On Mon, Aug 21, 2017 at 12:05 PM, Pat Ferrel <pat@occamsmachete.com> wrote:

> Matt
>
> I’ll create a feature branch of Mahout in my git repo for simplicity (we
> are in code freeze for Mahout right now) Then if you could peel off you
> changes and make a PR against it. Everyone can have a look before any
> change is made to the ASF repos.
>
> Do a PR against this https://github.com/pferrel/mahout/tree/sparse-speedup
> <https://github.com/pferrel/mahout/tree/sparse-speedup>, even if it’s not
> working we can take a look. The branch right now is just a snapshot of the
> current master in code freeze.
>
> Mahout has always had methods to work with different levels of sparsity
> and you may have found a missing point to optimize. Let’s hope so.
>
>
> On Aug 21, 2017, at 11:47 AM, Andrew Palumbo <ap.dev@outlook.com> wrote:
>
> I should mention that the densisty is currently set quite high, and we've
> been discussing a user defined setting for this.  Something that we have
> not worked in yet.
>
> ________________________________
> From: Andrew Palumbo <ap.dev@outlook.com>
> Sent: Monday, August 21, 2017 2:44:35 PM
> To: user@mahout.apache.org
> Subject: Re: spark-itemsimilarity scalability / Spark parallelism issues
> (SimilarityAnalysis.cooccurrencesIDSs)
>
>
> We do currently have optimizations based on density analysis in use e.g.:
> in AtB.
>
>
> https://github.com/apache/mahout/blob/08e02602e947ff945b9bd73ab5f0b4
> 5863df3e53/math-scala/src/main/scala/org/apache/mahout/
> math/scalabindings/package.scala#L431
>
>
>
> +1 to PR. thanks for pointing this out.
>
>
> --andy
>
> ________________________________
> From: Pat Ferrel <pat@occamsmachete.com>
> Sent: Monday, August 21, 2017 2:26:58 PM
> To: user@mahout.apache.org
> Subject: Re: spark-itemsimilarity scalability / Spark parallelism issues
> (SimilarityAnalysis.cooccurrencesIDSs)
>
> That looks like ancient code from the old mapreduce days.
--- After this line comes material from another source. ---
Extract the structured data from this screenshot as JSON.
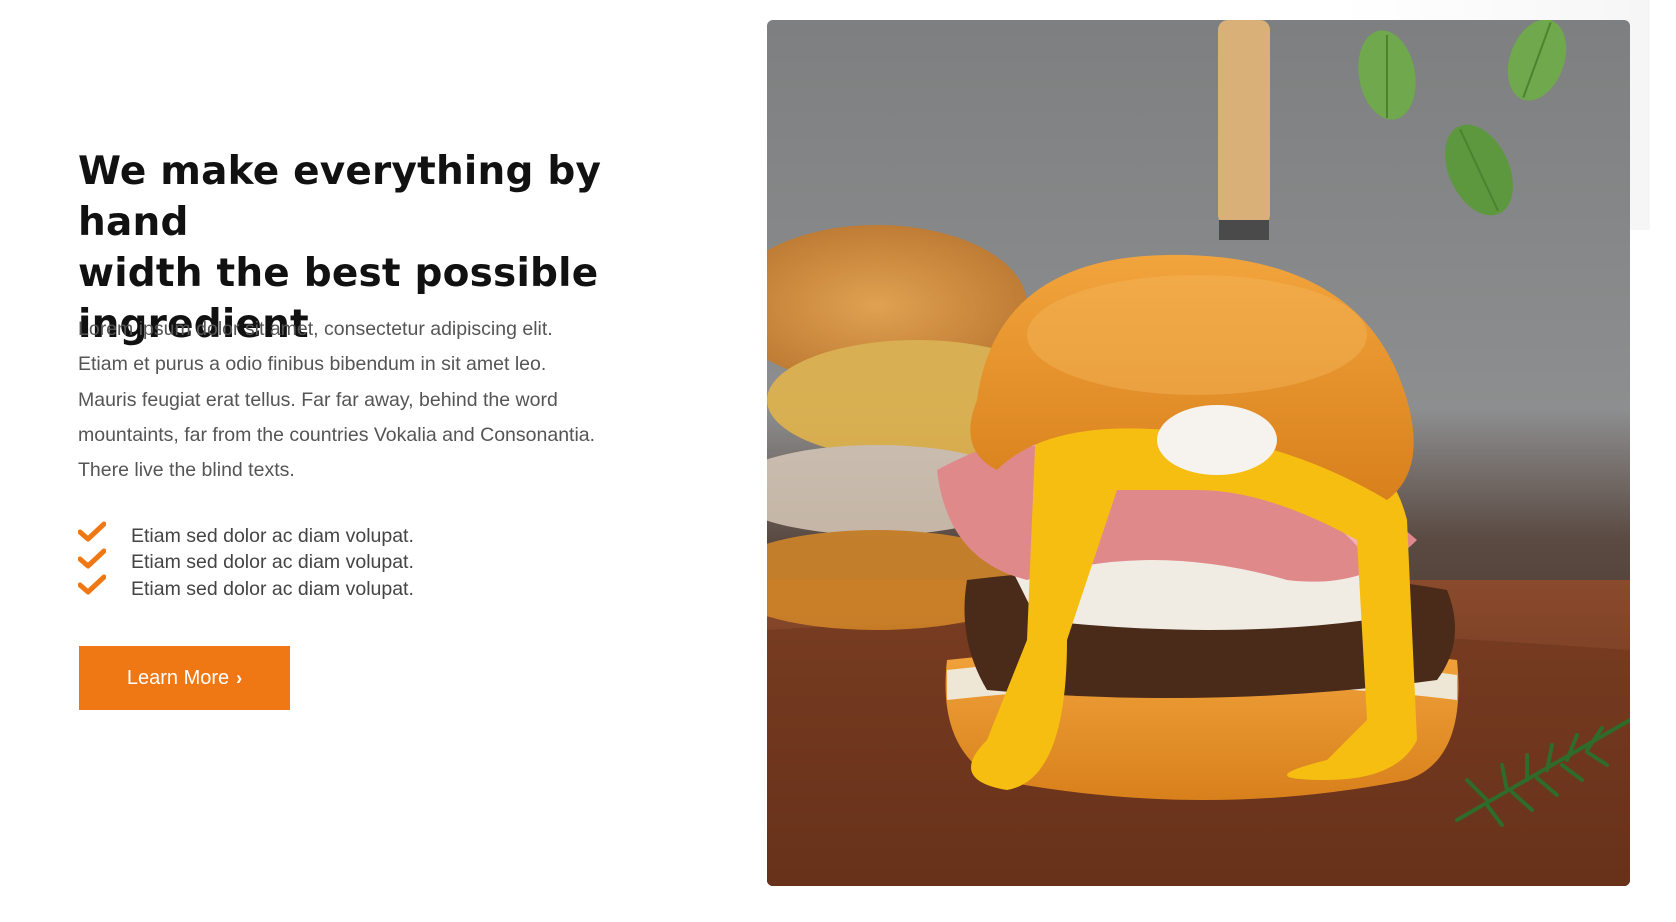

If is passes
> unit tests create a PR.
>
> Just a guess here but there are times when this might not speed up thing
> but slow them down. However for vey sparse matrixes that you might see in
> CF this could work quite well. Some of the GPU optimization will eventually
> be keyed off the density of a matrix, or selectable from knowing it’s
> characteristics.
>
> I use this code all the time and would be very interested in a version
> that works with CF style very sparse matrices.
>
> Long story short, create a PR so the optimizer guys can think through the
> implications. If I can also test it I have some large real-world data where
> I can test real-world speedup.
>
>
> On Aug 21, 2017, at 10:53 AM, Pat Ferrel <pat@occamsmachete.com> wrote:
>
> Interesting indeed. What is “massive”? Does the change pass all unit tests?
>
>
> On Aug 17, 2017, at 1:04 PM, Scruggs, Matt <matt.scruggs@bronto.com>
> wrote:
>
> Thanks for the remarks guys!
>
> I profiled the code running locally on my machine and discovered this loop
> is where these setQuick() and getQuick() calls originate (during matrix
> Kryo deserialization), and as you can see the complexity of this 2D loop
> can be very high:
>
> https://github.com/apache/mahout/blob/08e02602e947ff945b9bd73ab5f0b4
> 5863df3e53/math/src/main/java/org/apache/mahout/math/
> AbstractMatrix.java#L240
>
>
> Recall that this algorithm uses SparseRowMatrix whose rows are
> SequentialAccessSparseVector, so all this looping seems unnecessary. I
> created a new subclass of SparseRowMatrix that overrides that
> assign(matrix, function) method, and instead of looping through all the
> columns of each row, it calls SequentialAccessSparseVector.iterateNonZero()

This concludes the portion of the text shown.